Pakistani politician (1960–2022)

Miangul Adnan Aurangzeb (11 January 1960 – 30 May 2022) was a Pakistani engineer, and he was a member of Parliament MNA.

==Family==
He was head of the former princely family which once ruled Swat princely state. He was the eldest son of Miangul Aurangzeb and the eldest grandson of Miangul Jahan Zeb (the last ruler). After the death of his father in 2014, he had become the unofficial Wāli of Swat. His maternal grandfather was the former President of Pakistan Ayub Khan.

==Education==
He studied at the primary level within the Sangota Public School system in Sangota, Swat.
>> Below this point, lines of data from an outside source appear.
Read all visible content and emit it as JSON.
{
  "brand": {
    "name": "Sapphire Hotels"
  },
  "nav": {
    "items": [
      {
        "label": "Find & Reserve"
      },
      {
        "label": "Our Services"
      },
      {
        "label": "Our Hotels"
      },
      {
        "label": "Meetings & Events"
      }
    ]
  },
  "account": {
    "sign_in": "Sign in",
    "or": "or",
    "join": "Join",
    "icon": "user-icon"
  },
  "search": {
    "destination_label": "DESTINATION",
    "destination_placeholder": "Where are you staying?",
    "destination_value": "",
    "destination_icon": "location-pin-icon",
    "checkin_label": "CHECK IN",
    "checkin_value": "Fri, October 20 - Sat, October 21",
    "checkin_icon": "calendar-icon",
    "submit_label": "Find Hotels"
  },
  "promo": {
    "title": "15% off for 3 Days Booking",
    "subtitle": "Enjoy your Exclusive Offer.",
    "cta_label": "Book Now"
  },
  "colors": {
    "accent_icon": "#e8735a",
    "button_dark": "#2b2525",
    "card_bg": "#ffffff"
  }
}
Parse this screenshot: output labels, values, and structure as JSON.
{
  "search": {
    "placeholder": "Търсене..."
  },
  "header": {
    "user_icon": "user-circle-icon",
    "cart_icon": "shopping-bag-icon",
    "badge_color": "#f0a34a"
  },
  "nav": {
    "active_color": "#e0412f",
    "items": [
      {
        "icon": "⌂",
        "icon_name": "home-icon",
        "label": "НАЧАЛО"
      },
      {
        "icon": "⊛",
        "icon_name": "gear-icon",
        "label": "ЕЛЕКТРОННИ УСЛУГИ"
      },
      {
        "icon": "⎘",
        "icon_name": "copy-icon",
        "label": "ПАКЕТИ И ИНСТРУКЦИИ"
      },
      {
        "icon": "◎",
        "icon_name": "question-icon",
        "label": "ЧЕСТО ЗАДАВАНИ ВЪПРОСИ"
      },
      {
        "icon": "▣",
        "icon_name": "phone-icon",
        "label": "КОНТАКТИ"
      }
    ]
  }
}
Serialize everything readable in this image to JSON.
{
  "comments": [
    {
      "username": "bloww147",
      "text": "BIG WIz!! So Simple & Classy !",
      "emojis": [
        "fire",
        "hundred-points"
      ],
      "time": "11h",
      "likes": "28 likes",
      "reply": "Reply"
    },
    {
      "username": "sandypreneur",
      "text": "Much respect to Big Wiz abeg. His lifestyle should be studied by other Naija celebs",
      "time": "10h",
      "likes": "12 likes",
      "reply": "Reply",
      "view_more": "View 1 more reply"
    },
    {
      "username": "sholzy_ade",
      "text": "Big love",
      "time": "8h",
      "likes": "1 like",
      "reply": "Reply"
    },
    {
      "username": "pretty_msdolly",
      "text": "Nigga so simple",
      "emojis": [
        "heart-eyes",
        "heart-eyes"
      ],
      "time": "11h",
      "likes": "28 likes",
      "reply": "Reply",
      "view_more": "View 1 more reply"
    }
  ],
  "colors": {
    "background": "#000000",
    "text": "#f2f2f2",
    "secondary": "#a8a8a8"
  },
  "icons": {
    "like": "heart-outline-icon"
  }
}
He graduated on the secondary level from Aitchison College, an elite Pakistani secondary school. He was a professional electrical engineer who studied in the United States at Northeastern University in Boston, Massachusetts.

==Politics==
He served in the National Assembly of Pakistan from 1997 to 1999.

==Engineering business==
Miangul Adnan Aurangzeb was a consulting energy engineer for project management and government relations. Miangul Adnan Aurangzeb was a volunteer spokesperson for Project Miracles an initiative to recover and recycle plastic waste from the Indus Valley.

==Death==
Miangul Adnan Aurangzeb died in a highway crash on 30 May 2022. He had attended a conference on archaeology at Hazara University in Mansehra and was driving home.

==Bibliography==
- Miangul Adnan Aurangzeb, "Flashback, The Wali of Swat", The Express Tribune, 4 August 2014.